Les trois premiers matchs se sont déroulés rapidement, les lanceurs partants des Dodgers, Jack Flaherty, Yoshinobu Yamamoto et Walker Buehler, n’ayant permis que trois courses au total lors de trois triomphes consécutifs. Le premier match a brusquement changé lors de la dixième manche. Avec les Dodgers derrière 3–2, deux coureurs sur les bases et un au bâton, le releveur gaucher des Yankees, Nestor Cortes, est entré pour s’opposer aux maîtres frappeurs des Dodgers, Shohei Ohtani et Freeman. À six pieds quatre pouces et deux cent dix livres, Ohtani est construit comme une statue de guerrier médiéval. Cortes n’est ni grand ni sculpté—c’est un homme de baseball dans la rue. Il n’avait pas non plus lancé récemment en raison d’une élongation du fléchisseur du coude. Cortes a dit qu’il risquait maintenant de faire déchirer l’articulation, mais a décidé, « Si j’ai une bague puis une année sans baseball, alors tant pis. »
Cortes a lancé haut et fort, et Ohtani a frappé une balle fausse. Après un but intentionnel, Freeman est monté au bâton avec les bases chargées. Cortes a lancé un autre tir rapide, mais, hélas, plus bas cette fois. Freeman a balancé et la balle a disparu dans une parabole historique, le tout premier coup de circuit gagnant de la Série Mondiale. « Cela ne m’a rien fait, » a déclaré Freeman. « C’était juste un genre de flottement. » Plus tard, un Cortes abattu était assis près de son casier. « J’aurais aimé pouvoir, vous savez, la lancer un peu plus haut, » a-t-il dit.
Les matchs suivants étaient des essais sur l’art de lancer sous pression.
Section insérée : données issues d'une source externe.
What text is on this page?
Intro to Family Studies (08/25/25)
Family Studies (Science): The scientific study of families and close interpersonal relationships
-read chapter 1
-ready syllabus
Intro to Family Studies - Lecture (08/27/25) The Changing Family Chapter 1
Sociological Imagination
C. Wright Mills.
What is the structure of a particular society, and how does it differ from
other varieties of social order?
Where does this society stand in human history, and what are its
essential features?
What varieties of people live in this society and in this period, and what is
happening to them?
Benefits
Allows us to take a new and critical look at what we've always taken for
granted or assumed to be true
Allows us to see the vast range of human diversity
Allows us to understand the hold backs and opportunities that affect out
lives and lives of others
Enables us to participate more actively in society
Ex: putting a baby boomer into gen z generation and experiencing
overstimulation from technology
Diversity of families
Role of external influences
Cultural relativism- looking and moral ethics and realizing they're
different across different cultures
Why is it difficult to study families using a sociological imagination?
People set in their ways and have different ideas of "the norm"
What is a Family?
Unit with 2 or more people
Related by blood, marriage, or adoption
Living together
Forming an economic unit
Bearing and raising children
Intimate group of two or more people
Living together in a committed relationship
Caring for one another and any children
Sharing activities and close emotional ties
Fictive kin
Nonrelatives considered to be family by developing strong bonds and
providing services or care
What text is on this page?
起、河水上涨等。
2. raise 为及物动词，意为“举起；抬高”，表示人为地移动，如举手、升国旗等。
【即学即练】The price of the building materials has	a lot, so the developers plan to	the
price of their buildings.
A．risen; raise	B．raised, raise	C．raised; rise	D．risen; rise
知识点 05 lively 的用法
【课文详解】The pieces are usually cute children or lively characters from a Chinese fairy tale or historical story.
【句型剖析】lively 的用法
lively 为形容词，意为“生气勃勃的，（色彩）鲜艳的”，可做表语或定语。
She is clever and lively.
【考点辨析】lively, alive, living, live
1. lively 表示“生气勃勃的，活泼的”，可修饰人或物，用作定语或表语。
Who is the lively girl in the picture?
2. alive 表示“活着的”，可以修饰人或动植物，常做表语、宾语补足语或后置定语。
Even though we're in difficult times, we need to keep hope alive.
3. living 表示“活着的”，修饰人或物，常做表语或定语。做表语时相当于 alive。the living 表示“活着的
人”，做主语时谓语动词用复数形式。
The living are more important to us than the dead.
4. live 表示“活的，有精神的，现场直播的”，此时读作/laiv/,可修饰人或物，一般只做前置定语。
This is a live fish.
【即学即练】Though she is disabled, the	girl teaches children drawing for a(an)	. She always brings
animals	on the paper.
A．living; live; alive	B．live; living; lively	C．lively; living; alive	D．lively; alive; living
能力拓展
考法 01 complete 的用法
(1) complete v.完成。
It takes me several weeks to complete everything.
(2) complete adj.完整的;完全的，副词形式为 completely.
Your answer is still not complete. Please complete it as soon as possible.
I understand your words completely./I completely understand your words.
Le lanceur partant du deuxième match était Yamamoto, né au Japon—le plus petit des Dodgers, élancé et juvénile. Mais sur le monticule, son regard est mortel, tout comme ses balles scindées. Deux jours plus tard, à New York, Buehler a lancé cinq manches sans accorder de points. La balle rapide de Buehler était significativement plus rapide que durant sa saison régulière indifférente, et il a admis que seuls les grands matchs « me mettent vraiment en route mentalement. »
Pour expliquer ce succès collectif en pitching, les Dodgers se référaient souvent à « lTunnel » et aux « formes. » Brandon Gomes, un ancien lanceur qui est maintenant directeur général de L.A., a clarifié la nomenclature. Avec les formes, a-t-il dit, « Vous parlez vraiment de quel mouvement différents grips et sensations créent et comment cela se présente au frappeur. » LTunnel, quant à lui, est un terme abstrait pour une compétence classique exemplifiée par le meilleur lanceur des Dodgers de tous les temps, Sandy Koufax. Le lanceur des Orioles, Jim Palmer, s’est opposé à Koufax lors de la Série Mondiale de 1966. Les lanceurs frappaient à l’époque, et Palmer se souvenait du premier lancer de Koufax à lui, qui commençait « dans le hall de l’hôtel et se termine dans la mezzanine. Une vitesse et un mouvement énormes. Le lancer suivant est à nouveau la balle rapide, sauf que c’est en réalité une balle courbe qui finit sur le sol. C’est lTunnel. Sortie de la main, c’est une balle rapide dure, sauf que la balle courbe semble identique. »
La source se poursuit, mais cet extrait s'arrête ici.